(Я написал это больше года назад. С тех пор в моей жизни мало что изменилось, разве что ряд обстоятельств заставил меня задуматься о судьбе моего архива в целом. В одну из ночей – ныне всё чаще и чаще бессонных – живо представилось мне, как какой-нибудь потомок, наследник или душеприказчик (надо выяснить, не существует ли здесь института назначаемых наследников), или даже Истпарт (я имею всё же некоторые основания полагать, что мой архив может вызвать у него интерес) начнёт разбирать мои рукописи.

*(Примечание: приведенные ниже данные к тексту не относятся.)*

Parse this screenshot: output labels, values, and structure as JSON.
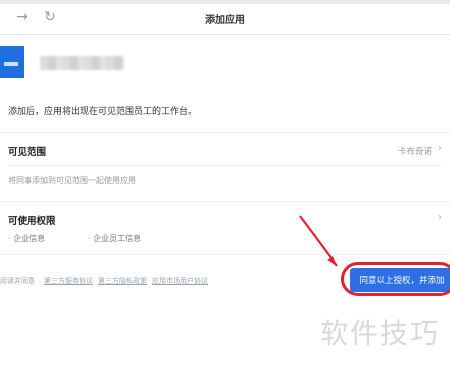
{
  "window": {
    "title": "添加应用",
    "back_icon": "arrow-right-icon",
    "refresh_icon": "refresh-icon"
  },
  "app": {
    "name": "",
    "icon": "app-icon"
  },
  "notice": "添加后，应用将出现在可见范围员工的工作台。",
  "visible_scope": {
    "title": "可见范围",
    "value": "卡布奇诺",
    "description": "将同事添加到可见范围一起使用应用"
  },
  "permissions": {
    "title": "可使用权限",
    "items": [
      "· 企业信息",
      "· 企业员工信息"
    ]
  },
  "footer": {
    "prefix": "阅读并同意",
    "links": [
      "第三方服务协议",
      "第三方隐私政策",
      "应用市场用户协议"
    ]
  },
  "agree_button": "同意以上授权，并添加",
  "watermark": "软件技巧",
  "colors": {
    "primary": "#2f6fe6",
    "annotation": "#e3232a"
  }
}
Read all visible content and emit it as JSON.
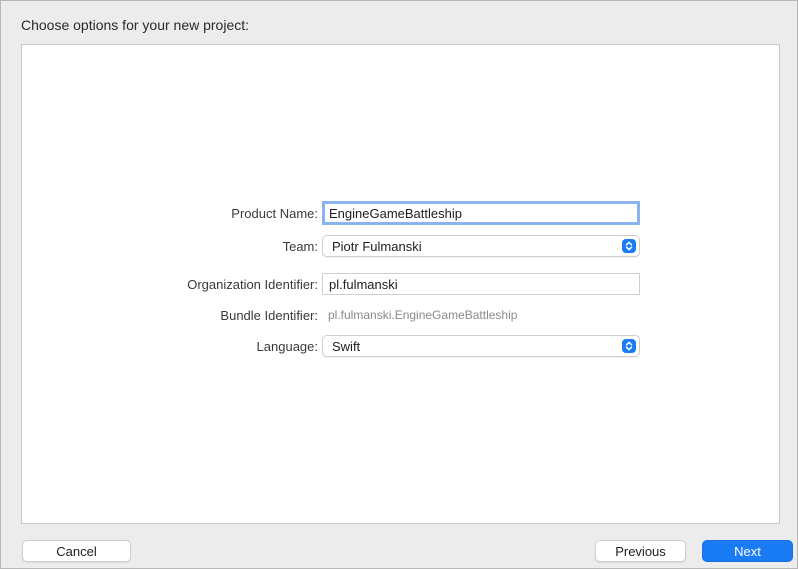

И тот самый упомянутый выше вдумчивый историк, зачитавшись, машинально примется украшать всё комментариями и маргиналиями. Нет, отдавать свой труд на потеху толмачам значило бы потратить всё впустую. Поэтому я, во-первых, снабдил текст кое-какими собственными примечаниями, а во-вторых, всё же ещё раз изменил три-четыре имени, показавшиеся мне слишком прозрачными, слишком доступными для понимания и оттого уязвимыми. Теперь же они надёжно зашифрованы. Вряд ли вы узнаете тех, кого я назвал Александром Ивановичем Т., Борисом Георгиевичем Л., Алексеем Исаевичем Ш. и так далее. Теперь это всего лишь имена литературных персонажей. Ну а меня будут звать, допустим, Маркевич, Евгений Васильевич Маркевич. Хотя, нет, Господи, какой «Евгений Васильевич». Степан Сергеевич Маркевич.)
I. Стрела
1. Круг чтения старшего цензора Мардарьева
Дорогая Маняша! Сейчас получил твое письмо и приписку Анюты. Очень рад был вестям. Чрезвычайно рад был узнать, что на выход осенью есть надежда. Но на один мой, довольно важный, вопрос твой питерский корреспондент забыл ответить. Именно: нельзя ли мне достать хоть один экземпляр набранной книги, всё равно, сверстанный или не сверстанный. Раз осенью выходит книга, значит, это не невозможно. Я готов дать за один экземпляр теперь же рублей пять и даже десять. Дело в том, что мне крайне необходимо теперь же, именно до осени, познакомить с этой книгой неких лиц, которые не могут читать рукописи. Если я этих лиц до осени не познакомлю с книгой, я во всех отношениях могу многое потерять. Так вот, раз у тебя есть питерский адрес и адресат тебе отвечает и стоит близко ко всему этому, – очень прошу написать ему и попросить, если только есть какая-нибудь возможность, раздобыть мне один экземплярчик, хотя бы «смазав», где следует, пятишной в случае надобности.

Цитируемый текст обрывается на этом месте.